Liver biopsy tissue, obtained under ultrasound guidance, was fixed, paraffin-embedded, and stained with at least hematoxylin and eosin and Masson’s trichrome. Two experienced hepatopathologists analyzed biopsy
specimens independently without knowledge of liver stiffness results or other clinical data. In cases of disagreement, a consensus was reached by joint discussion. In patients with NAFLD, fibrosis was staged according to the classification of Kleiner et al.18 (F0 = no fibrosis; F1 = perisinusoidal or portal fibrosis; F2 = perisinusoidal and portal/periportal fibrosis; F3 = septal or bridging fibrosis; and F4 = cirrhosis). In patients with all other liver conditions, including chronic viral hepatitis (with or without coexistent steatosis), fibrosis was staged according to the METAVIR classification (F0 = no fibrosis; F1 = portal fibrosis without septa; F2 = portal fibrosis with few septa; Everolimus molecular weight F3 = portal fibrosis with Palbociclib in vivo many septa; and F4 = cirrhosis). Steatosis was graded according to the NAFLD Activity Score (NAS: S0, <5% of hepatocytes affected; S1, 5%-33%; S2, 34%-66%; and S3, >66%).18 The severity of hepatic inflammation was graded according to the METAVIR classification in patients with viral hepatitis19 and the
lobular component of the NAS in those with NAFLD.18 Finally, the length of biopsy specimens and the number of portal tracts sampled were recorded as measures of biopsy quality. Biopsies less than 15 mm in length and/or with fewer than six portal triads were deemed uninterpretable. Patient characteristics and clinical data were descriptively summarized and are reported as medians (IQR) and proportions. Between-group comparisons were made using Fisher’s exact and chi-square tests for categorical variables, and Mann-Whitney and Wilcoxon matched 上海皓元 pairs sign-rank tests for continuous variables.

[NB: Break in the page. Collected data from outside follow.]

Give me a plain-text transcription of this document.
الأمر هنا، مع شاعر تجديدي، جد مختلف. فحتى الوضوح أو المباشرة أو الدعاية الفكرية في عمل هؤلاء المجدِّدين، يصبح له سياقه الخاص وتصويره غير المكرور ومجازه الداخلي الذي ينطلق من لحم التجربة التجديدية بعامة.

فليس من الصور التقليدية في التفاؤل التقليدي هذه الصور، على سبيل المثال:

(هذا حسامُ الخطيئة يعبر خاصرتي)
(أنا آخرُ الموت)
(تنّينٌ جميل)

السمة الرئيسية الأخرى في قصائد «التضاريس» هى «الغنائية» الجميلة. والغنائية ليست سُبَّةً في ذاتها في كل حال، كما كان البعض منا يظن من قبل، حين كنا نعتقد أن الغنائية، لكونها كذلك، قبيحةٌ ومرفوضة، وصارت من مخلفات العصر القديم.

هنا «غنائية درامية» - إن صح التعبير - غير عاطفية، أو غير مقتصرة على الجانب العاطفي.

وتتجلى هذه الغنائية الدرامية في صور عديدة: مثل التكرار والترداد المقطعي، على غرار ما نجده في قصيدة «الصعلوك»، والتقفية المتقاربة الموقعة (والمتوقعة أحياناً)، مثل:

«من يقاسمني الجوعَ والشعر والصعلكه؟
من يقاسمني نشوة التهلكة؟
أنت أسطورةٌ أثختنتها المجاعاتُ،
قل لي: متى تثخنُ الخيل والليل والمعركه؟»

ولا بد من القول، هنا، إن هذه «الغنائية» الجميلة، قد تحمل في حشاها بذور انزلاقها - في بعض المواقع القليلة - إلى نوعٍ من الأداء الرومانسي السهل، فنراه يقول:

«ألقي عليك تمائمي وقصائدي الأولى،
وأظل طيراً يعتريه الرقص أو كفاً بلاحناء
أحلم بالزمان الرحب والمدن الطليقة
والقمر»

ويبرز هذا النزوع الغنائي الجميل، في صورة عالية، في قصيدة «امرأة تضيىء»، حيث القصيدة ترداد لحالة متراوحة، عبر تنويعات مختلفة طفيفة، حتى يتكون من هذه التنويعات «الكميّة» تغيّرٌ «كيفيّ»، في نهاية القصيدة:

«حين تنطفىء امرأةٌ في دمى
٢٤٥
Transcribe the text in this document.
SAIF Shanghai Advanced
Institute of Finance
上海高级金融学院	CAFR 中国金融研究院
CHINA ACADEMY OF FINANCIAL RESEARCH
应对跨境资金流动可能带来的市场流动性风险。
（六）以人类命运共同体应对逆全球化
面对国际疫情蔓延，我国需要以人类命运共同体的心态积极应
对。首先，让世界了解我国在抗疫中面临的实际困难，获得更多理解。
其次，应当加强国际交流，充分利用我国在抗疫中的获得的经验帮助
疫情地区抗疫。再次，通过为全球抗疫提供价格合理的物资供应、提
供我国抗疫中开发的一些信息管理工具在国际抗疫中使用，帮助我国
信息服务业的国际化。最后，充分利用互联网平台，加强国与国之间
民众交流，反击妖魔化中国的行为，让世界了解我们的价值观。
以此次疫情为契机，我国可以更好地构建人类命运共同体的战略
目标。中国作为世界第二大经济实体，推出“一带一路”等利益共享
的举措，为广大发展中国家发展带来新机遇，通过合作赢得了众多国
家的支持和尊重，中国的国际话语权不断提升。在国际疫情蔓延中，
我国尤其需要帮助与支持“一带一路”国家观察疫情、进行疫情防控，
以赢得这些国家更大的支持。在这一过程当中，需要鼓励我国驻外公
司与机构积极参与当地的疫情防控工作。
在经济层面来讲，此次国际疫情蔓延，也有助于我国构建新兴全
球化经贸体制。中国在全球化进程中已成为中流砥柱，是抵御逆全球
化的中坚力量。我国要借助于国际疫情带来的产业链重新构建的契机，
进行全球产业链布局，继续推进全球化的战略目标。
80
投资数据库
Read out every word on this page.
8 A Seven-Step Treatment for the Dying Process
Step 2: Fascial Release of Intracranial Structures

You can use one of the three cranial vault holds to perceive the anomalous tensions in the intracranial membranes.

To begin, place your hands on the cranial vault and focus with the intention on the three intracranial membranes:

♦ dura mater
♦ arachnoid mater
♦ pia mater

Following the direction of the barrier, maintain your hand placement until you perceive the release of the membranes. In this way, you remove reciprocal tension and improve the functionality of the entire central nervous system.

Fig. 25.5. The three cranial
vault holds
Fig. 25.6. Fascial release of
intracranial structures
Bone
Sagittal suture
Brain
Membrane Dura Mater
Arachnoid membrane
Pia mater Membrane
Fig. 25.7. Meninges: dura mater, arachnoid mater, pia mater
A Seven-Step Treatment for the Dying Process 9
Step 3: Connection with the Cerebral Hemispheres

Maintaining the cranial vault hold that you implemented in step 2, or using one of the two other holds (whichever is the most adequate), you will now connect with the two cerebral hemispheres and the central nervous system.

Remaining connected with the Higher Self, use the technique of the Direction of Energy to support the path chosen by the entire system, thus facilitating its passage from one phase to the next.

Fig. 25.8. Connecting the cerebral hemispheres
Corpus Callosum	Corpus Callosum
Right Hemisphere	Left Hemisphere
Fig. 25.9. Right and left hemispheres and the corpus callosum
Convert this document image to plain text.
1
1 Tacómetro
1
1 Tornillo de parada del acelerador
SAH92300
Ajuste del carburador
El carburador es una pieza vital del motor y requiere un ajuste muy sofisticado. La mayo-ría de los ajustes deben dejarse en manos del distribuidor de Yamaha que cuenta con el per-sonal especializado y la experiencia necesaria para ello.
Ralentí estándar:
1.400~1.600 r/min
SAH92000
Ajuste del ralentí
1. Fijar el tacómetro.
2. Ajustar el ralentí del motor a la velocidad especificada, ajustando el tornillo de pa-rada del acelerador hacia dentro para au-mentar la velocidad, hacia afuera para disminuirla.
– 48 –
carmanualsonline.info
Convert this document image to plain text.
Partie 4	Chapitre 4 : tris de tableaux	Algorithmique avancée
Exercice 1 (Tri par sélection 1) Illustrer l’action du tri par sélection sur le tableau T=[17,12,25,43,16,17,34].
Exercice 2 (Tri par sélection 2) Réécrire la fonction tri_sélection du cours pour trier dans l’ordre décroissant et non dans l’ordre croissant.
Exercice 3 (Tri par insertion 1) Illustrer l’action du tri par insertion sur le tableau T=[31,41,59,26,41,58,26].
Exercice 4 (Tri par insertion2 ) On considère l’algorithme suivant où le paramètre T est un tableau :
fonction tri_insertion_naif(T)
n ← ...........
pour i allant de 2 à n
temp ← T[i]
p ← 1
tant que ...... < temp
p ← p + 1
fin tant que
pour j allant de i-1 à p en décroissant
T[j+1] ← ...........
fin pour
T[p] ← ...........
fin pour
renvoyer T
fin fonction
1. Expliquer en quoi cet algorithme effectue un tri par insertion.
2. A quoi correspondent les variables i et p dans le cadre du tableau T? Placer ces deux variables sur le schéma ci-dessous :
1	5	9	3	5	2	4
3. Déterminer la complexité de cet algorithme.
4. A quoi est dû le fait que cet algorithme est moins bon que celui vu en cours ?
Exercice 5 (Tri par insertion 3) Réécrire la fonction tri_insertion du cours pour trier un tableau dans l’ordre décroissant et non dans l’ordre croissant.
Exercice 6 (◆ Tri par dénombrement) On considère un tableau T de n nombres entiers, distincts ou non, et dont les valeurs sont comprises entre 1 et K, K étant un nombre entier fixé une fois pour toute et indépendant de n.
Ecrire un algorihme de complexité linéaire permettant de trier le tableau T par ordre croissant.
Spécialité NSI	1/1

Correlations between variables, including liver stiffness measured using the M and XL probes, were described using Spearman correlation coefficients (ρ). Further analysis of the agreement between probes was assessed using Bland-Altman plots of the intraindividual differences in LSM with each probe versus the mean measurement.20 To identify independent predictors of reliable FibroScan examinations, multivariate logistic regression models including age, gender, liver disease etiology, BMI (categorized as <30, 30 to <35, 35 to <40, and ≥40 kg/m2), skin-capsular distance (categorized as <25 and ≥25 mm), diabetes mellitus, and moderate to severe hepatic steatosis were analyzed. Separate disease-specific models determined the influence of moderate to severe hepatic inflammation on FibroScan reliability. The diagnostic performances of the M and XL probes compared with liver histology as the reference standard were determined using areas under receiver operating characteristic (AUROC) curves.